A good trail guide and map will tell you how difficult the trail is. However, it is all subjective and usually based on the author’s experience and condition and may not be the same as you.

With excellent trail guide as in All Trails or AppYou can see the map and the accompanying increase in altitude to see what you are climbing on your chosen hike.

Also consider the length of the hike. Sure, the average person can walk 2 or 2.5 miles per hour on level ground, but can also climb ridges and mountains, and run streams. Unless at best, speed will be significantly reduced and night hiking distances can be shorter. In order.

Find a water source along the trail before you go out. Are there many streams and springs that can filter the water? It helps lighten the load, but nevertheless always carry a lot with you. I don’t know when the water source will dry.

7. Make the weather smarter

Please check the weather before you go out.If Violent storm It’s predicted, so don’t miss your chance.

Hikers walk through the woods across a wooden bridge.
“Before an overnight backpacking trip, do a day hike in your gear and give it a try.”
(Photo provider: Joe Cuhaj)

8. Last tip before entering the trail

Do not hike alone. I have a lot of backpacking friends who go alone, but that’s not a good idea. Emergency situations occur on the trails, and having someone with you can be the difference between life and death.

Pack it according to the first aid kit and know how to use it.

Tell others about your plans wherever you go — when you’re at the trailhead, the route you follow the trail, where you spend the night, and they tell you to go home. Expected time.
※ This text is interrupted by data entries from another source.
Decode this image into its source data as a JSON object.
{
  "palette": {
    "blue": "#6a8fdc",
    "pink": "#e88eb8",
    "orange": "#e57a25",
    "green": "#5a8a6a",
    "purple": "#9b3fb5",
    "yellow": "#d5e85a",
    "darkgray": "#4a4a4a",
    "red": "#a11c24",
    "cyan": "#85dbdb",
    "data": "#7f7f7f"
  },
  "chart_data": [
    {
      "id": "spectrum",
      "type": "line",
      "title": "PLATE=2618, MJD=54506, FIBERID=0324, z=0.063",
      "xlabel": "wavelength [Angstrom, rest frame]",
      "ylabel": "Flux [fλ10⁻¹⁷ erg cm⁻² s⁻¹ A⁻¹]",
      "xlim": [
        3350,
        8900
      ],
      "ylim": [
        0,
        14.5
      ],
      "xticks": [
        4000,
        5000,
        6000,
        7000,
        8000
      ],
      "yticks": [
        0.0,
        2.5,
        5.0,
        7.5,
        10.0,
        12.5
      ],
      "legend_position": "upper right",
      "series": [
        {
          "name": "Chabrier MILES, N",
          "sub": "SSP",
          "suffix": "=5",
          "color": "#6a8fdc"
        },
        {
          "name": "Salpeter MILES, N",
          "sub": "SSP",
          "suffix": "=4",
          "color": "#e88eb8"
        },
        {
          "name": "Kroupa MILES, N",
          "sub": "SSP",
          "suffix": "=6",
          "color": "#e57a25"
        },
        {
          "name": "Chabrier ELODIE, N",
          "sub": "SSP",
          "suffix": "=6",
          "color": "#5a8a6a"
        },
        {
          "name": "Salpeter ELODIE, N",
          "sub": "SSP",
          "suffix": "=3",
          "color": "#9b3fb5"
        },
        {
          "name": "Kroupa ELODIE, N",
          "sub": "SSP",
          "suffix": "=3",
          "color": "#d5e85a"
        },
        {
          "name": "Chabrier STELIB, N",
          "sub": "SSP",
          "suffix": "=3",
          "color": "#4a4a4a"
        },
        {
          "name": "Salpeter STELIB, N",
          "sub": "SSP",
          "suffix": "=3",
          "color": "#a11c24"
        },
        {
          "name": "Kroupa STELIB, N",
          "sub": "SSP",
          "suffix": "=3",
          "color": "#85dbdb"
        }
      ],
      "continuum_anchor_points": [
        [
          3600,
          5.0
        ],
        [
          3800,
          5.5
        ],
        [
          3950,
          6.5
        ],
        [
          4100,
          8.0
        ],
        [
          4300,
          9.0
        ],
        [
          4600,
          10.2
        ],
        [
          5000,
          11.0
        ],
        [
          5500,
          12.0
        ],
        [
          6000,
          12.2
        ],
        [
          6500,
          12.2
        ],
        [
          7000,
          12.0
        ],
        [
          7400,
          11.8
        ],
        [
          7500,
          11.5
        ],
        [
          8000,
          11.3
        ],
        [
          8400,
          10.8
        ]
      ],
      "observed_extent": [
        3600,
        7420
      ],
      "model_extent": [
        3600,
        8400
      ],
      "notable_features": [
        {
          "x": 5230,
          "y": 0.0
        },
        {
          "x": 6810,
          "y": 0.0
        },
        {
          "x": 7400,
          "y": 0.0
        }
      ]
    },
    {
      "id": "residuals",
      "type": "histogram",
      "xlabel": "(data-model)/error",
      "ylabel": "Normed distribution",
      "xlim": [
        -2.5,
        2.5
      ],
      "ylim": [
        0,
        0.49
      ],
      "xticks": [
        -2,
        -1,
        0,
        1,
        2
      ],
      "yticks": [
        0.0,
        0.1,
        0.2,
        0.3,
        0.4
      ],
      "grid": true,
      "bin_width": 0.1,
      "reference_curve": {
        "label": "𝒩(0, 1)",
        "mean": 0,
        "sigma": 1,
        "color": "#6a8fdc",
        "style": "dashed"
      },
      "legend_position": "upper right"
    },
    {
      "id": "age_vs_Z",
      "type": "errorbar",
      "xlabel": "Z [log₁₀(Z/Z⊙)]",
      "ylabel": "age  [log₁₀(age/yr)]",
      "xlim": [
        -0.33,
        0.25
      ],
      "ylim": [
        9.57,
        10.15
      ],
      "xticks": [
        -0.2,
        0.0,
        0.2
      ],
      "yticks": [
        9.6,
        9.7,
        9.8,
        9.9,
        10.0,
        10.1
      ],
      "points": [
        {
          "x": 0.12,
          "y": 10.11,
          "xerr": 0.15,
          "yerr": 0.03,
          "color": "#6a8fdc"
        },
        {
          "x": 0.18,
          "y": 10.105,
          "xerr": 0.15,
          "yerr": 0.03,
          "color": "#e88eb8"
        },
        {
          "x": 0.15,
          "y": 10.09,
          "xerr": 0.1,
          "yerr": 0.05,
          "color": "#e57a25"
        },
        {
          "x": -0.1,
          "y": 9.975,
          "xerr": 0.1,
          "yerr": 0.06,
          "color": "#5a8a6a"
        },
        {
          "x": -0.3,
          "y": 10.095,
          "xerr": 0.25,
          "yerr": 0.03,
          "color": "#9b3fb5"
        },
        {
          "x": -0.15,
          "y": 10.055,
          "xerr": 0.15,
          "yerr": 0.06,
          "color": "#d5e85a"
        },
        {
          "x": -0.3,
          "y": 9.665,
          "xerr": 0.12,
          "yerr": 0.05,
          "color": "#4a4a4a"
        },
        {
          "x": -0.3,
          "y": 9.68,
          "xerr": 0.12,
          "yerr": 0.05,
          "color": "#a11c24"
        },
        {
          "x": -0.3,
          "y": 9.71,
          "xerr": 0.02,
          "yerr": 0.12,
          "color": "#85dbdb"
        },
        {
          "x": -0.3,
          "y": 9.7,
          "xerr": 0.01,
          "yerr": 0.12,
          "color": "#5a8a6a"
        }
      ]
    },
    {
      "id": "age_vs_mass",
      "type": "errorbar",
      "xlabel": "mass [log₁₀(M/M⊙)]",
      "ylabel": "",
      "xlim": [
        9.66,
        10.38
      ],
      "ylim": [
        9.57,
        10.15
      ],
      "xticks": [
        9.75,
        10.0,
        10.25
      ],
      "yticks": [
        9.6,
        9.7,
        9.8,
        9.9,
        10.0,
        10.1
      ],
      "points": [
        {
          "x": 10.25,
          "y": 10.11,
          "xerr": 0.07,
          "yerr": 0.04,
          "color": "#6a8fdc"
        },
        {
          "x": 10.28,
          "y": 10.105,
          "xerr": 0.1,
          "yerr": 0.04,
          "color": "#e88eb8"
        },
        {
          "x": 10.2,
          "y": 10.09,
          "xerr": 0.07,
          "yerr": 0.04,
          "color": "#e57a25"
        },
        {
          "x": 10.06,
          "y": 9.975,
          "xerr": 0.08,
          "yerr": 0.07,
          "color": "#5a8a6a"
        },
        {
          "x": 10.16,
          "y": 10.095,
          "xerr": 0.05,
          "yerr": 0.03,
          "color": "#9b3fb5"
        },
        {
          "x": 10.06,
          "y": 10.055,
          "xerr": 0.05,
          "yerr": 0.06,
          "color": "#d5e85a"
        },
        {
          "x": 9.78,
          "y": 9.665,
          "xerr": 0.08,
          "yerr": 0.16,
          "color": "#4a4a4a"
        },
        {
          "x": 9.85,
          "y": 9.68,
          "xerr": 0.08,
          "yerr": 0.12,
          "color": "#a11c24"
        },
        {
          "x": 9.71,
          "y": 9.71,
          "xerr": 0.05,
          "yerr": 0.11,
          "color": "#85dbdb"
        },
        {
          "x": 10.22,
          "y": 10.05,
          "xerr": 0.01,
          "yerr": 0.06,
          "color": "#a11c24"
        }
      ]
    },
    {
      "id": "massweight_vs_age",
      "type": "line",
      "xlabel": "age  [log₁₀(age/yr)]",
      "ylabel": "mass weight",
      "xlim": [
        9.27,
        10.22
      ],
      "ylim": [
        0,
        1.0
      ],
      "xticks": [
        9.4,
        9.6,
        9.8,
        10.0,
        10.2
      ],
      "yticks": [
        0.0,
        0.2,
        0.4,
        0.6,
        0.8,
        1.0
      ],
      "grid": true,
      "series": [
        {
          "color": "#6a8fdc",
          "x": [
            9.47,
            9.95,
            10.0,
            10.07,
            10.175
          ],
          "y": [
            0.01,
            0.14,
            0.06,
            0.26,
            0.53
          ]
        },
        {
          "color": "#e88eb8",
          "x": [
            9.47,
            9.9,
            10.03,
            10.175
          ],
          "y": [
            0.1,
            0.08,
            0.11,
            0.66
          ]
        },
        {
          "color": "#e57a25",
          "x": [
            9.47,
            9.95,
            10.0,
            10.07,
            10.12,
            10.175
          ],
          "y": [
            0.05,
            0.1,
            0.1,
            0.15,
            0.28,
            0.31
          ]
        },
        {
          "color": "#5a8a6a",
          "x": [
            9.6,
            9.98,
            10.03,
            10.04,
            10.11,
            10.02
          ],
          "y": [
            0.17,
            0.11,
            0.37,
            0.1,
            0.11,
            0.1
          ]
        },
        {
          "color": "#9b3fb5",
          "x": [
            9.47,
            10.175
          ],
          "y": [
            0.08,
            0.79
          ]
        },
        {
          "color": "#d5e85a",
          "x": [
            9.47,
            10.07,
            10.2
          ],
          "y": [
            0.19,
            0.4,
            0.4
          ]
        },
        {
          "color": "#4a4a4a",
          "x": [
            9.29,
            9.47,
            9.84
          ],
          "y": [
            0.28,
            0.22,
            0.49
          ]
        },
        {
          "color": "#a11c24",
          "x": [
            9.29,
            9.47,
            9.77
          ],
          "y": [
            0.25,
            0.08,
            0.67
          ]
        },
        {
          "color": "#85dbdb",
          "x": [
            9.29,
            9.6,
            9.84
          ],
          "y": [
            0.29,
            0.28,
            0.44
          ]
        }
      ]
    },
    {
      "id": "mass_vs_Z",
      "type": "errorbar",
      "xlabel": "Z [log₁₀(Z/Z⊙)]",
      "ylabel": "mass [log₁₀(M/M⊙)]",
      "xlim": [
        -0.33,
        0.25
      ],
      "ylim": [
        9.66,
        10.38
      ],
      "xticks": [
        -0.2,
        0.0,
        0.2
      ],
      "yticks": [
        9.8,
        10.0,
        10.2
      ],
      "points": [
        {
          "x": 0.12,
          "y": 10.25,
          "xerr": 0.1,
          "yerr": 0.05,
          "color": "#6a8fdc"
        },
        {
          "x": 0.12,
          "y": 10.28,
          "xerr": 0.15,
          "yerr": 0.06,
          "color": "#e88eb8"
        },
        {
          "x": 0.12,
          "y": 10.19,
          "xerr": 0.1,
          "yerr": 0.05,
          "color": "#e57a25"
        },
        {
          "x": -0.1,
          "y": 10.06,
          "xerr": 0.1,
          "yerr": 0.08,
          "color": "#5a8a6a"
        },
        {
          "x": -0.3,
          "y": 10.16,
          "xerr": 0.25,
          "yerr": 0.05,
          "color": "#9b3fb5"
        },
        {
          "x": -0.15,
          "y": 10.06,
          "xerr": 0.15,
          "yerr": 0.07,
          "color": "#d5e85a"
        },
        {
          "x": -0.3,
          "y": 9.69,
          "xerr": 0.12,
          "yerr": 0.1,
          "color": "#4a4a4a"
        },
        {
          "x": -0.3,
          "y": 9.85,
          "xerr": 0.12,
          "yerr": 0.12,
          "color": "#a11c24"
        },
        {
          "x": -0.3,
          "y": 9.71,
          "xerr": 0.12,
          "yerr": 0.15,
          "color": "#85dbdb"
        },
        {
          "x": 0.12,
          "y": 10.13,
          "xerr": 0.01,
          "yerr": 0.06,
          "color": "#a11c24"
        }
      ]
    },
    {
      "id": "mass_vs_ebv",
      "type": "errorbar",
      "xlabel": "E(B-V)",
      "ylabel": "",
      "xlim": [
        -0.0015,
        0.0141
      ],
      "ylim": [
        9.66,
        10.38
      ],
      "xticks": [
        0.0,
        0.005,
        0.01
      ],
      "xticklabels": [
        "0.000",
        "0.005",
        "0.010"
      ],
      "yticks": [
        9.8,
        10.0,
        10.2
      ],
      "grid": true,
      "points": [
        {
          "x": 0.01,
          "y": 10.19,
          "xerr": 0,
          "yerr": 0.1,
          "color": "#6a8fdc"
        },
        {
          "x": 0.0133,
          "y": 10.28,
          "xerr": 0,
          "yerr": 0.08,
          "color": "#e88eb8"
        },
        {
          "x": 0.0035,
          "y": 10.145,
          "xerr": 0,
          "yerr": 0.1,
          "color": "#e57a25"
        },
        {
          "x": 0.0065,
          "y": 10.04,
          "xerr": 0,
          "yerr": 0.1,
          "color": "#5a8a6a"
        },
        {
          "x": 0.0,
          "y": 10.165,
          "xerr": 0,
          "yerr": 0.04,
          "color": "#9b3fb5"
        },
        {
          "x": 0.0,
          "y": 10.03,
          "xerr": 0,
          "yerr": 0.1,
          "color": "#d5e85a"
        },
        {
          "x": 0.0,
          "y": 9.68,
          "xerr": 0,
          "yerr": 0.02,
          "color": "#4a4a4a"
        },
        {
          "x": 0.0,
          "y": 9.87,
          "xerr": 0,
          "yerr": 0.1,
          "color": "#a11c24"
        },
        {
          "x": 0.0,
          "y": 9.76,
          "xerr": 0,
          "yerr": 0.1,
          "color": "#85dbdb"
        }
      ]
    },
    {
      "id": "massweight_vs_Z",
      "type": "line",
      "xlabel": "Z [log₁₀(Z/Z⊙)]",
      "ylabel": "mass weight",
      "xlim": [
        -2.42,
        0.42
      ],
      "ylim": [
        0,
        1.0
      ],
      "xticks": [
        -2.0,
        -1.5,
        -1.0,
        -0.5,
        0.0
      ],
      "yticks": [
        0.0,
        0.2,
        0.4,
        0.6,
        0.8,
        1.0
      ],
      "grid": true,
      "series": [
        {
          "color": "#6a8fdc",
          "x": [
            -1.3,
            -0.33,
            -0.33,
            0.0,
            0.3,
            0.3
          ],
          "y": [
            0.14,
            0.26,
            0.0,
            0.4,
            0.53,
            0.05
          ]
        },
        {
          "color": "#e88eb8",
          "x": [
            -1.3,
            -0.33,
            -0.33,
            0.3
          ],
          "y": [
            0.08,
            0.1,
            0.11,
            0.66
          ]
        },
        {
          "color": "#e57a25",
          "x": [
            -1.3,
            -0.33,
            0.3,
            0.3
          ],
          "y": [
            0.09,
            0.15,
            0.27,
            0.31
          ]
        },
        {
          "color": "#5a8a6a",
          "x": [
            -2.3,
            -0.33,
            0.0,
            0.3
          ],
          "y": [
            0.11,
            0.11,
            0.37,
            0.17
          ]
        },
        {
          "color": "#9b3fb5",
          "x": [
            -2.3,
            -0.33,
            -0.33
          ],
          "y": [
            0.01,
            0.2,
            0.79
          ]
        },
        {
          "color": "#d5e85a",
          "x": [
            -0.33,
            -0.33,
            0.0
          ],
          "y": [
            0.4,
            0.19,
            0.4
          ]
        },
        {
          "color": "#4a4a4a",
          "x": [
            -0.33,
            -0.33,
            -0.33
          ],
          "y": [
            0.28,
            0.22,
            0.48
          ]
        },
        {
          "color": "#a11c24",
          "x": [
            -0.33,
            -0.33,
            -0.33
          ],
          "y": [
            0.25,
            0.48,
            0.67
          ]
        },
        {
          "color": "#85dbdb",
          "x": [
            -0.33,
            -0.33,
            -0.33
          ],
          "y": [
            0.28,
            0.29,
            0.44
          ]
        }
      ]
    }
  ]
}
Consider doing a gear shakedown hike before going all night. Pack everything you plan to carry around and hike your local or state parks for a day. Walk the distance. Is the pack comfortable or too heavy? Take the gear out and give it a try to make sure it works and isn’t too difficult to operate on the trail.

Now you’re ready to lace your boots, strap your pack, grab your hiking pole and go on your first backpacking trip. Happy trail!